Rodriguez was presumed to be the loneliest guy on the club before all this. But as it turns out, that was wrong too. It's really been Robinson Cano.

Cano has caught fire at the plate since the Yankees traded for Alfonso Soriano and Rodriguez came back from his hip surgery, which finally gave Cano some protection in the lineup. According to ESPN Stats & Information, Cano hit .453 in the first 14 games after A-Rod's Aug. 5 debut after hitting only .189 in the previous 14 games without him.

"You can see a different lineup," Cano said after going 4-for-4 with 4 RBIs in Tuesday's opener. "It's been a huge difference."

"A different energy," Nix agreed after hitting a game-tying homer in the seventh and slapping a ninth-inning single to left to drive in Ichiro Suzuki with the winning run in the second game. This after the 39-year-old Suzuki, running on his own, daringly stole third with one out.

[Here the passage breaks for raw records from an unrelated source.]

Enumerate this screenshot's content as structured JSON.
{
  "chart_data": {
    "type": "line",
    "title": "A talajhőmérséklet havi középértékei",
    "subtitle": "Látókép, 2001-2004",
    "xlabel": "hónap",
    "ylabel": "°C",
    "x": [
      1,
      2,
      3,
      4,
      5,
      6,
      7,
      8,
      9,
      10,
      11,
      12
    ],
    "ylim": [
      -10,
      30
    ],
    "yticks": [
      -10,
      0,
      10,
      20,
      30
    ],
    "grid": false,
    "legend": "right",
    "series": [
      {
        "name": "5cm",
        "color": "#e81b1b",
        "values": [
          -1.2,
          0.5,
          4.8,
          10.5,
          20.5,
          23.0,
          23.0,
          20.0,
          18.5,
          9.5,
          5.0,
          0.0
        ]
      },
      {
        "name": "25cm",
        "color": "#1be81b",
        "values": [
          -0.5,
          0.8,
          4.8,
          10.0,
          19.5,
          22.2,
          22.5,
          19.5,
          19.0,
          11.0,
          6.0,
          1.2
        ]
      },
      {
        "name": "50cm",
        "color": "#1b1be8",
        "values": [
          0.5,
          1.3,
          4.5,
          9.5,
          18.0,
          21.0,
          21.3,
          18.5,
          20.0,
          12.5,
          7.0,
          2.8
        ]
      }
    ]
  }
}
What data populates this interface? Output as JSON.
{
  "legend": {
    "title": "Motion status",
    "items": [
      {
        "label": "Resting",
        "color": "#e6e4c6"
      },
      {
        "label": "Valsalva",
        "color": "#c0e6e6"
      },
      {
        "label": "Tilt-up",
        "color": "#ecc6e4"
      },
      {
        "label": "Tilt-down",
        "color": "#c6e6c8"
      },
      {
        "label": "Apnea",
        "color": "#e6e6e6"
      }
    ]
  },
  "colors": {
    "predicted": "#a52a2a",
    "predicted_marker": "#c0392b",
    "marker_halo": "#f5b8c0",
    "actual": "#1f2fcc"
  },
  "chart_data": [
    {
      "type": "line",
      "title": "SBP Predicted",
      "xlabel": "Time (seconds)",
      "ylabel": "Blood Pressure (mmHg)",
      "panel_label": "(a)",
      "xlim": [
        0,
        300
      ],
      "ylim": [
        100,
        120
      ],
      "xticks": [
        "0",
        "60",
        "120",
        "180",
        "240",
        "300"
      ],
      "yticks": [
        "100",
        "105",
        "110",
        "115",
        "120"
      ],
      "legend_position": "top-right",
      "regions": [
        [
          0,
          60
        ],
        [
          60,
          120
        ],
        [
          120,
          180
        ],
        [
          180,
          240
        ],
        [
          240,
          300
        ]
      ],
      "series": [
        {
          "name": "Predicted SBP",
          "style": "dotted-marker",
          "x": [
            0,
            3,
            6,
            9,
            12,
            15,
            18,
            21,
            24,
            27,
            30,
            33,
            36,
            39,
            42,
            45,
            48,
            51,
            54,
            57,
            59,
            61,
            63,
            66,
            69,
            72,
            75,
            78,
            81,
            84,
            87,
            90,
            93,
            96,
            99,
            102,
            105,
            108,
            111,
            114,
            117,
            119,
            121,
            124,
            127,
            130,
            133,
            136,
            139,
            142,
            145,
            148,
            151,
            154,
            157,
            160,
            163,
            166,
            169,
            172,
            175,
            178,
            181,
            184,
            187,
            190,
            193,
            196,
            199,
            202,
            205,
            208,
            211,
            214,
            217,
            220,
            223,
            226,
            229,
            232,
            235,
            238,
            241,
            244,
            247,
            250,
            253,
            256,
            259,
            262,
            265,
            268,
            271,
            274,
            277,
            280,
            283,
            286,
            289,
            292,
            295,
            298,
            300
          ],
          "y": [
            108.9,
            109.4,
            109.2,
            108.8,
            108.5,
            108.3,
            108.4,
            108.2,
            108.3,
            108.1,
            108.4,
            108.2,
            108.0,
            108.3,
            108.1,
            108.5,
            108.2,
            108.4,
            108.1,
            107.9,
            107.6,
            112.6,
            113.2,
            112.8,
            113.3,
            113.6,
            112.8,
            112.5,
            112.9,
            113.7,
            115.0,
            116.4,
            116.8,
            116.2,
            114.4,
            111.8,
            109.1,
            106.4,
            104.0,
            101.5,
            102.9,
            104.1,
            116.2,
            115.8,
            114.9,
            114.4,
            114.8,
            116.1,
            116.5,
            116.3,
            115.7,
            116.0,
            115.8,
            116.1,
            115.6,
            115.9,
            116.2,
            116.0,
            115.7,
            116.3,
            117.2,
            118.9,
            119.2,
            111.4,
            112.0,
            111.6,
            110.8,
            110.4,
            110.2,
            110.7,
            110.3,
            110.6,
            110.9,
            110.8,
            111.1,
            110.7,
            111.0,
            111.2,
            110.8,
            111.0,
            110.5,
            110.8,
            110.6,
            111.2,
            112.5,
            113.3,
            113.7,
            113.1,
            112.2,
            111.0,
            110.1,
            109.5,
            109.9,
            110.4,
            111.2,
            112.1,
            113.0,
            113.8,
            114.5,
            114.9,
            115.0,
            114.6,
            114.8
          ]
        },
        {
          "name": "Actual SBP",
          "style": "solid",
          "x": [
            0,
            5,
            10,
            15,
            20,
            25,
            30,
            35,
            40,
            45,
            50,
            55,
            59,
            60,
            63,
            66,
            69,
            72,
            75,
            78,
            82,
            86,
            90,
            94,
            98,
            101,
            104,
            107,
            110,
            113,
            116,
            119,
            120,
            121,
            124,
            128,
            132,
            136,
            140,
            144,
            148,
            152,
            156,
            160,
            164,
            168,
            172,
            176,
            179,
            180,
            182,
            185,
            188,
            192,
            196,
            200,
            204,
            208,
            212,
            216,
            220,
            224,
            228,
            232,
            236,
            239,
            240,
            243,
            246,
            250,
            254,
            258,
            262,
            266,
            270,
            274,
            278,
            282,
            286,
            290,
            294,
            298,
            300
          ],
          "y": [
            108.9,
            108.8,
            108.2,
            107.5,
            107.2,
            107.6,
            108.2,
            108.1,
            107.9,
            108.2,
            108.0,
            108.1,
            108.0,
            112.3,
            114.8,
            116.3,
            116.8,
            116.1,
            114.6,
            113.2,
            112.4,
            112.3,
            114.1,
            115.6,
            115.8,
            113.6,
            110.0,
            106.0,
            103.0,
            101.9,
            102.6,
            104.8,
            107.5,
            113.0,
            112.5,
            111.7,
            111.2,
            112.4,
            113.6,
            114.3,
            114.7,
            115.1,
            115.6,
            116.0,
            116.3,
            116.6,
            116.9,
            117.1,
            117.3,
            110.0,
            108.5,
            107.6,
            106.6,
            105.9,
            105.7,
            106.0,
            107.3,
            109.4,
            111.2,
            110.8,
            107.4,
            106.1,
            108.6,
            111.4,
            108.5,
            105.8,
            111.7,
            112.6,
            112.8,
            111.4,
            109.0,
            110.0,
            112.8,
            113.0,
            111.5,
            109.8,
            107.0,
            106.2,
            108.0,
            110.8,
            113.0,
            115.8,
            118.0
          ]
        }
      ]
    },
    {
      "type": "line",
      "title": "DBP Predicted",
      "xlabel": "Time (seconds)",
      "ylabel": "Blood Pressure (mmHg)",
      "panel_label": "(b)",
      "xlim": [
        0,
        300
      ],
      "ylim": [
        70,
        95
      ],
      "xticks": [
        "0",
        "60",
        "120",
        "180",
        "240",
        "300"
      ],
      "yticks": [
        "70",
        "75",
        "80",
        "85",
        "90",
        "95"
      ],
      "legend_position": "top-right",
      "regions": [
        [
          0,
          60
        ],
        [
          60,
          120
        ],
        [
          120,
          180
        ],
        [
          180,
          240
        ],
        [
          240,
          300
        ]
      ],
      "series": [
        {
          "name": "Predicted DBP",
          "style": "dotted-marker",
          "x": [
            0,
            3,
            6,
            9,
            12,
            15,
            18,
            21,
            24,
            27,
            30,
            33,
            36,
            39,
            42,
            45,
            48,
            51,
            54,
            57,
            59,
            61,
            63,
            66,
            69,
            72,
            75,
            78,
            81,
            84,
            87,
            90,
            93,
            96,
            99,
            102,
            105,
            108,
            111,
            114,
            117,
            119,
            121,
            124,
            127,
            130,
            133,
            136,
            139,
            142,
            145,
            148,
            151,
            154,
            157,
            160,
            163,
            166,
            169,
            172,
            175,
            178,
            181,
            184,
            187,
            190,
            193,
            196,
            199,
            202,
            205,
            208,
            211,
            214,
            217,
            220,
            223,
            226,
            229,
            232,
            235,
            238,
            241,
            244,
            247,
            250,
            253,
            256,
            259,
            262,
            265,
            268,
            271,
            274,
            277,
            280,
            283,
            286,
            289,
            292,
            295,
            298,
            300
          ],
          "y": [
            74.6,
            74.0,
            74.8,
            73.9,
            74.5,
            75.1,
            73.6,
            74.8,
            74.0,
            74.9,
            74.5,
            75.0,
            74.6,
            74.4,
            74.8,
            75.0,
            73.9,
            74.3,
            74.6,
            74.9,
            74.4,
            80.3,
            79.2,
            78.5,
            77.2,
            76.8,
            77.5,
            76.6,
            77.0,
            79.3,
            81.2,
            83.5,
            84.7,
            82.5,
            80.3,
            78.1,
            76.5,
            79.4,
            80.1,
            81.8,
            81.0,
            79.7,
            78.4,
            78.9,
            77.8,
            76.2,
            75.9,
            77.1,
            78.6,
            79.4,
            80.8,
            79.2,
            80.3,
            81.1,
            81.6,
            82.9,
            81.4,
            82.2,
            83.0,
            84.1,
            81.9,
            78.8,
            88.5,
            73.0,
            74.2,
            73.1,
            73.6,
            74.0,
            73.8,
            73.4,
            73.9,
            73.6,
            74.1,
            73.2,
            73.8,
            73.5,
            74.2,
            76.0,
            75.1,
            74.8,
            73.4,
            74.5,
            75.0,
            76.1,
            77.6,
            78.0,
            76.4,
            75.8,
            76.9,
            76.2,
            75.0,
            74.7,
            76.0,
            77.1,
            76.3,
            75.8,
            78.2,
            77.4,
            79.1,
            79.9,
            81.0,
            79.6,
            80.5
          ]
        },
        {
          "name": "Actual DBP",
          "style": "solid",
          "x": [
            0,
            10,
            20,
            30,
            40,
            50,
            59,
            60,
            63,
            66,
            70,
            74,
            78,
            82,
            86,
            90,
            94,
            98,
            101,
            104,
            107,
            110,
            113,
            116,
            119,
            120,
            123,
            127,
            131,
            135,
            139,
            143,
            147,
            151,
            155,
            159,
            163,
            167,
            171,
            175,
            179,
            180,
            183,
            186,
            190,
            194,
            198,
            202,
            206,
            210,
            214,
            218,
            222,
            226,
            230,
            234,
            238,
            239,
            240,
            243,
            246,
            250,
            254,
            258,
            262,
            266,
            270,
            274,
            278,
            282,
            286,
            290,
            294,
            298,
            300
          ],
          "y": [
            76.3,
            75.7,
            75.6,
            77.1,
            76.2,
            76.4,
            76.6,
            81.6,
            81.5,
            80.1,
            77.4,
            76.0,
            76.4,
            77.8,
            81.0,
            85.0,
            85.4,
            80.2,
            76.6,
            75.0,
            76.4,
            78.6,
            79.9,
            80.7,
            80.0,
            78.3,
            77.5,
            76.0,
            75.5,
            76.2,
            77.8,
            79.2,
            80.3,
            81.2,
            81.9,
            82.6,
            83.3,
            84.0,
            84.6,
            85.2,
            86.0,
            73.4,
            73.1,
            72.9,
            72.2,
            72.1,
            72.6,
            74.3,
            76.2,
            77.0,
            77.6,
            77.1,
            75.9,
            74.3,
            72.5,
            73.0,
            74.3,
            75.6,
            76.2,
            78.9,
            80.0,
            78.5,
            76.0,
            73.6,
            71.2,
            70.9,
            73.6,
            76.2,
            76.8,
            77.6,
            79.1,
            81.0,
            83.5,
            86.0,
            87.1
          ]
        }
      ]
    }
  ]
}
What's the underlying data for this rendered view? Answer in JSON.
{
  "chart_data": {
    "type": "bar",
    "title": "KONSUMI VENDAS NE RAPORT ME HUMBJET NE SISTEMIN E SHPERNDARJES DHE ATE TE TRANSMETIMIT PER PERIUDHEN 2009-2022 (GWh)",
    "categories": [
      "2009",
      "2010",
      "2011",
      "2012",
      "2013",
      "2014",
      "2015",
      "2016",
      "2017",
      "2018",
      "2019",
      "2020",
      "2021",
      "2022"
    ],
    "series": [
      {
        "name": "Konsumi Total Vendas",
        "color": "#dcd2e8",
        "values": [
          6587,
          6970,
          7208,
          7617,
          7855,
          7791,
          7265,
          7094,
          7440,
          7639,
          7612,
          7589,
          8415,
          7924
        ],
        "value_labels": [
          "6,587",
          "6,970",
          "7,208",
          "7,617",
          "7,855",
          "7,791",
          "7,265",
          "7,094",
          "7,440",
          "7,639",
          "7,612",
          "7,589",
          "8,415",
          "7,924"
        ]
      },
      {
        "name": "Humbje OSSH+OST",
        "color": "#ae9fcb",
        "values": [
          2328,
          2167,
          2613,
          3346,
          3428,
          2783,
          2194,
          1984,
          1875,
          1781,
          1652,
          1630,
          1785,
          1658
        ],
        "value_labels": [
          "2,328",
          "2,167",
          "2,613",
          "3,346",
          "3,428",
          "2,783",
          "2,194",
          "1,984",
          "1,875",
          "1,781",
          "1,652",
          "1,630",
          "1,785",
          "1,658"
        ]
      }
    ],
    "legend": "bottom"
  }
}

"That bag was huge," Nix said.

Now the Yanks are not only winning, there are upbeat storylines going on all over the place -- if you can just rip your eyes away from the A-Rod tabloid train wreck. Cano's three-run homer in the opener against the Jays was the 200th long ball of his career. Ichiro is one hit shy of 4,000 for his career. (He has 1,278 hits in Japan and 2,721 in MLB.) Soriano arrived from Chicago trailed by talk that he wasn't a difference-maker anymore. But he has been here.

Despite the scorched-earth tactics going on all around them, the rest of the Yankees -- even Rodriguez himself -- are somehow still managing to concentrate on playing good ball. "The Red Sox woke us up," Sabathia said. And Derek Jeter could be back by the weekend too.

In short -- unbelievable as it sounds, given some of the godawful B-list lineups the Yanks threw out earlier this year -- there are concrete reasons to believe this current hot streak is not a mirage.

The Yanks are a better team now than they were in June. They're playing with a different confidence. If Sabathia ever gets it together, it would be a huge help.

They have only 37 games to make up the 5½ games that separate them from an American League wild-card spot. And while that's certainly doable, everything about this team remains fragile and flammable too.

Asked now what mindset he's been preaching to the team, Girardi said: "Just win the game that's at hand. Don't look too far ahead. Don't look at tomorrow, don't look at the next day, don't look at the next series. Just win the game at hand."

Weird is the new normal here, right?

On and off the field, the Yanks just had one of the franchise's most unusual, mortifying, incendiary weekends in memory. Yet they're still talking about playing in October, same as they always have.